Disabled Gamer Sues Sony to Make Their Games Accessible


Unhappy with Sony? The plaintiff should join Siouxsie's WOW guild.

Siouxsie thinks that Sony should make its video games accessible.  That is what Alexander Stern, an individual with visual and learning disabilities wants them to do.

On October 23, 2009, Alexander Stern (“plaintiff”) sued Sony, Sony Online and Sony Computer Entertainment America in the United States District Court for the Central District of California for failing to provide equal access to their goods and services to the disabled.  The plaintiff brings his claims under the California Unruh Civil Rights Act and Title III of the Americans with Disabilities Act (“ADA”).

Title III of the ADA mandates that “[n]o individual shall be discriminated against on the basis of disability in the full and equal enjoyment of the goods, services, facilities, privileges, advantages, or accommodations of any place of public accommodation by any private entity who owns, leases (or leases to), or operates a place of public accommodation.”

The plaintiff  may have a tricky road ahead.  Plaintiff first must demonstrate that he is an individual with a disability for purposes of the ADA.  He is alternately described as an individual with visual disabilities or an individual with multiple learning disabilities.  Because his limitations are not specified in the complaint, it is hard to know whether or not plaintiff qualifies as disabled under the ADA.  Next, plaintiff must establish that Sony is considered a place of public accommodation under the ADA.  The Ninth Circuit has made this no easy task.

But if he can clear these hurdles, the plaintiff asserts that the modifications he seeks are reasonable.  It is not clear what game or games the plaintiff wants to play.  But he cites other companies that have made the necessary modifications to their games.  He cites  Blizzard Entertainment’s World of Warcraft (“WOW”), which provides visual cues through third-party modifications and Pin Interactive’s Terraformers, which provides a high-contrast 3D-graphics mode, an audio compass, a GPS-like mechanism,  and a keypad option.

Plaintiff alleges that Sony failed to respond to any of his requests to discuss his accessibility issues.   The plaintiff also contends that Sony requires gamers to sign a waiver to agree to arbitration before they can even request a modification.  Really Sony?  Siouxsie hopes this is not so.
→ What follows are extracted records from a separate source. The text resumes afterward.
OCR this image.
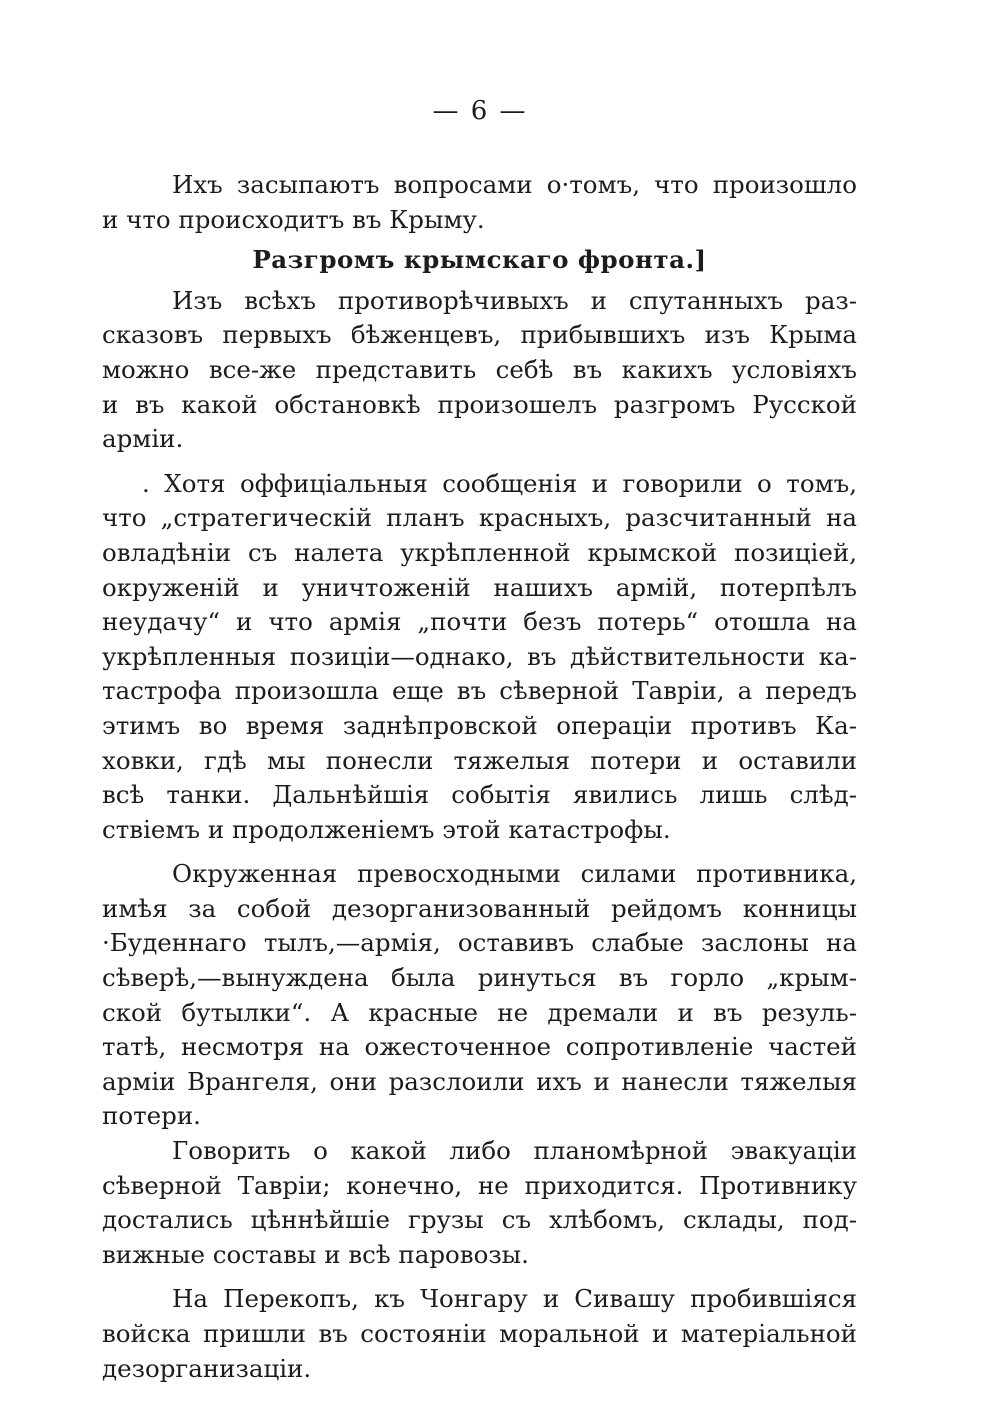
— 6 —
Ихъ засыпаютъ вопросами о·томъ, что произошло
и что происходитъ въ Крыму.
Разгромъ крымскаго фронта.]
Изъ всѣхъ противорѣчивыхъ и спутанныхъ раз-
сказовъ первыхъ бѣженцевъ, прибывшихъ изъ Крыма
можно все-же представить себѣ въ какихъ условіяхъ
и въ какой обстановкѣ произошелъ разгромъ Русской
арміи.
. Хотя оффиціальныя сообщенія и говорили о томъ,
что „стратегическій планъ красныхъ, разсчитанный на
овладѣніи съ налета укрѣпленной крымской позиціей,
окруженій и уничтоженій нашихъ армій, потерпѣлъ
неудачу“ и что армія „почти безъ потерь“ отошла на
укрѣпленныя позиціи—однако, въ дѣйствительности ка-
тастрофа произошла еще въ сѣверной Тавріи, а передъ
этимъ во время заднѣпровской операціи противъ Ка-
ховки, гдѣ мы понесли тяжелыя потери и оставили
всѣ танки. Дальнѣйшія событія явились лишь слѣд-
ствіемъ и продолженіемъ этой катастрофы.
Окруженная превосходными силами противника,
имѣя за собой дезорганизованный рейдомъ конницы
·Буденнаго тылъ,—армія, оставивъ слабые заслоны на
сѣверѣ,—вынуждена была ринуться въ горло „крым-
ской бутылки“. А красные не дремали и въ резуль-
татѣ, несмотря на ожесточенное сопротивленіе частей
арміи Врангеля, они разслоили ихъ и нанесли тяжелыя
потери.
Говорить о какой либо планомѣрной эвакуаціи
сѣверной Тавріи; конечно, не приходится. Противнику
достались цѣннѣйшіе грузы съ хлѣбомъ, склады, под-
вижные составы и всѣ паровозы.
На Перекопъ, къ Чонгару и Сивашу пробившіяся
войска пришли въ состояніи моральной и матеріальной
дезорганизаціи.
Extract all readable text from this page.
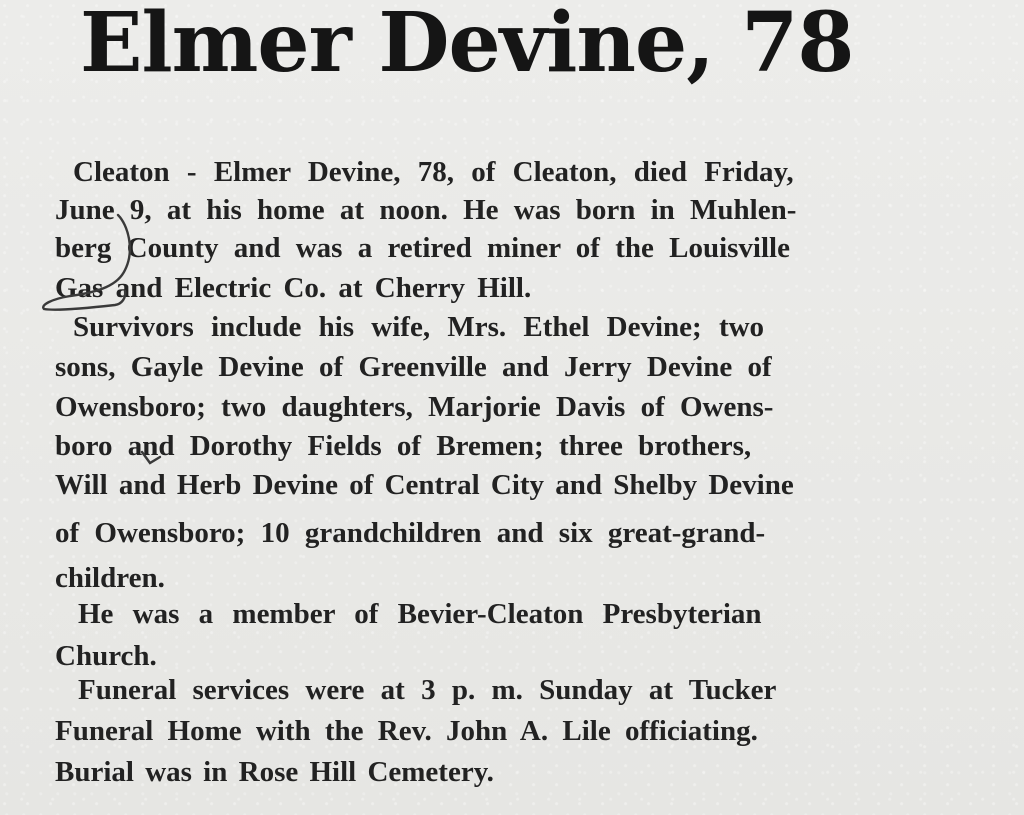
Elmer Devine, 78
Cleaton - Elmer Devine, 78, of Cleaton, died Friday,
June 9, at his home at noon. He was born in Muhlen-
berg County and was a retired miner of the Louisville
Gas and Electric Co. at Cherry Hill.
Survivors include his wife, Mrs. Ethel Devine; two
sons, Gayle Devine of Greenville and Jerry Devine of
Owensboro; two daughters, Marjorie Davis of Owens-
boro and Dorothy Fields of Bremen; three brothers,
Will and Herb Devine of Central City and Shelby Devine
of Owensboro; 10 grandchildren and six great-grand-
children.
He was a member of Bevier-Cleaton Presbyterian
Church.
Funeral services were at 3 p. m. Sunday at Tucker
Funeral Home with the Rev. John A. Lile officiating.
Burial was in Rose Hill Cemetery.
Whatever the viability of this particular lawsuit, if the modifications needed are reasonable, Siouxsie says, “Why not make them?”   Sony only stands to increase its user base if it makes its games accessible.   And if the modifications are not reasonable, Sony should work on its customer service to avoid lawsuits like this in the future.

In the meantime, Siouxsie says, “Why waste your time with Sony?  WOW is far superior and accessible.”

Here is a copy of the complaint for your reading pleasure.


~ by siouxsielaw on November 9, 2009.

4 Responses to “Disabled Gamer Sues Sony to Make Their Games Accessible”

  1. […] Alexander Stern has sued Sony Online Entertainment and various affiliated entities involved in online videogaming, saying the company “is violating the Americans with Disabilities Act by failing to implement features to make its games accessible to visually impaired gamers.” [Gamespot, Kotaku, The Register via Siouxsie Law] […]

  2. if you ever come over the second life, you know where to find me…

  3. wait, that should be… if you ever come over TO second life… sorry.